Er zijn veel manieren om grip te krijgen op de grillige werkelijkheid. Een laatste associatie: we maken gebruik van protocollen om te standaardiseren wat er tussen behandelaar en patiënt gebeurt. Maar als een therapeut een vaste tekst uitspreekt, kunnen patiënten die toch verschillend begrijpen. Als je denkt dat de patiënt het niet heeft begrepen, moet je van het protocol afwijken. De eerste keer dat ik daar duidelijk op werd gewezen, was in de tijd dat ik in Groningen studeerde en stage liep bij neuropsychologie, waaraan ook de beroemde neuropsycholoog Betto Deelman was verbonden. Er werden experimenten gedaan met een apparaat dat onder verschillende condities reactietijden kan meten. We moesten de taken goed aan de proefpersonen uitleggen, taken die soms best ingewikkeld waren. Maar je moest er vooral goed op letten of een taak goed werd uitgevoerd. Daarom stond aan de kant van de testafnemer met grote rode letters: “De ziel van deze test luidt: zo snel mogelijk en zo nauwkeurig mogelijk”. Want dat was de kern van de opdracht.

We worden opgeleid met de nadruk op standaardisatie en natuurlijk is dat belangrijk. Maar nog belangrijker is dat de juiste boodschap in het hoofd van de patiënt terechtkomt. Soms moet je daar gekke trucs voor uithalen. Dus als behandelaar of testafnemer moet je je vooral ervan vergewissen: heeft de ander de kern van de testinstructie of boodschap begrepen?

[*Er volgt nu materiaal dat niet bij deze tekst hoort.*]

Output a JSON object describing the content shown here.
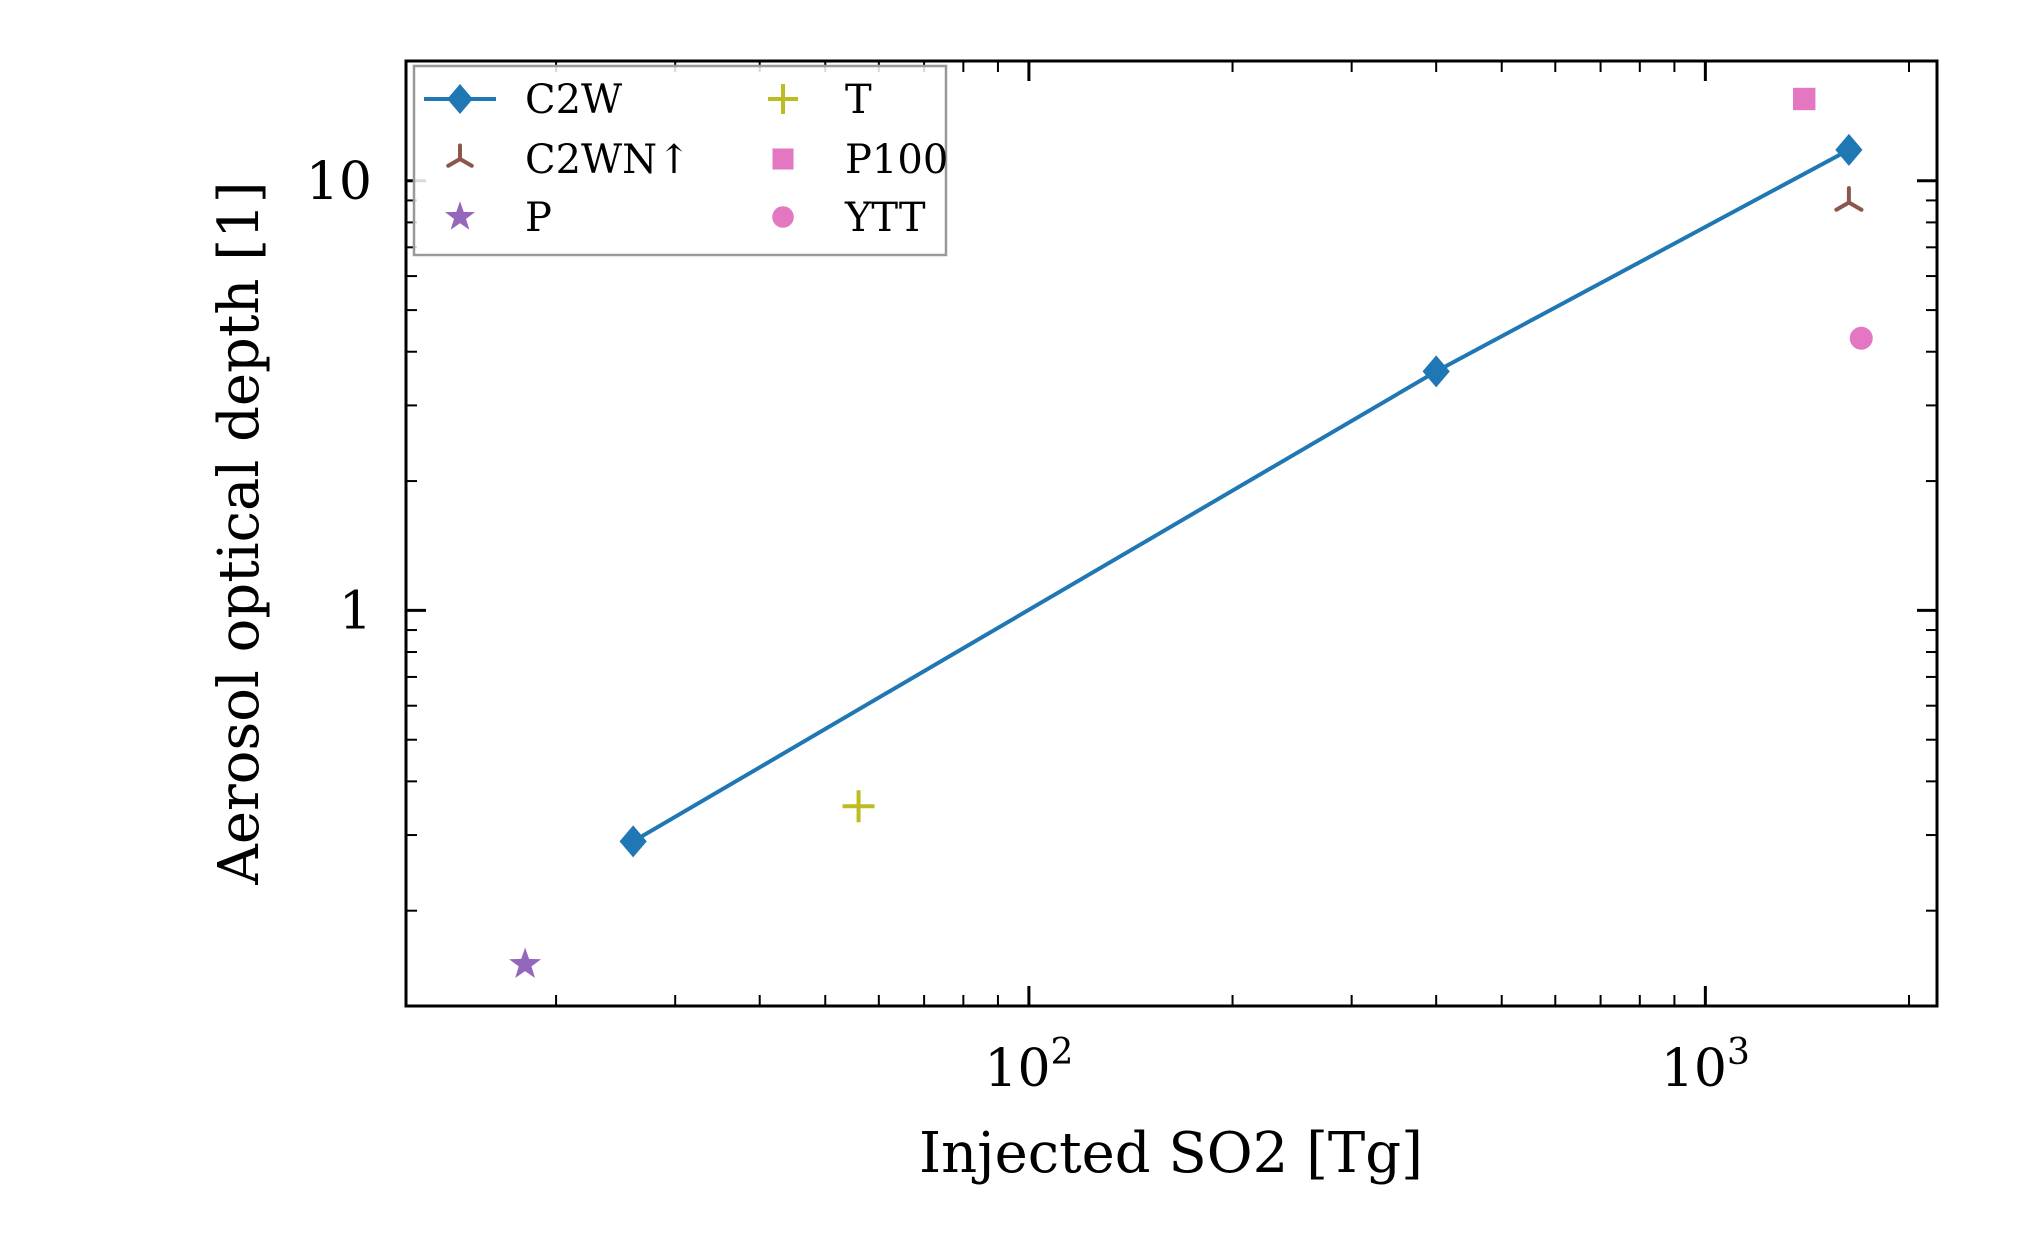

En daarna, als je adviezen goed zijn overgekomen, komt de patiënt in de complexe wereld en zal hij je adviezen wel of niet of slechts half uitvoeren. Daar heb jij geen invloed meer op. Het is van patiënten vaak geen onwil, er gebeurt van alles in hun leven. Ze hebben het te druk. Of ze hebben een prachtige nieuwe keuken waar geen whiteboard in past.’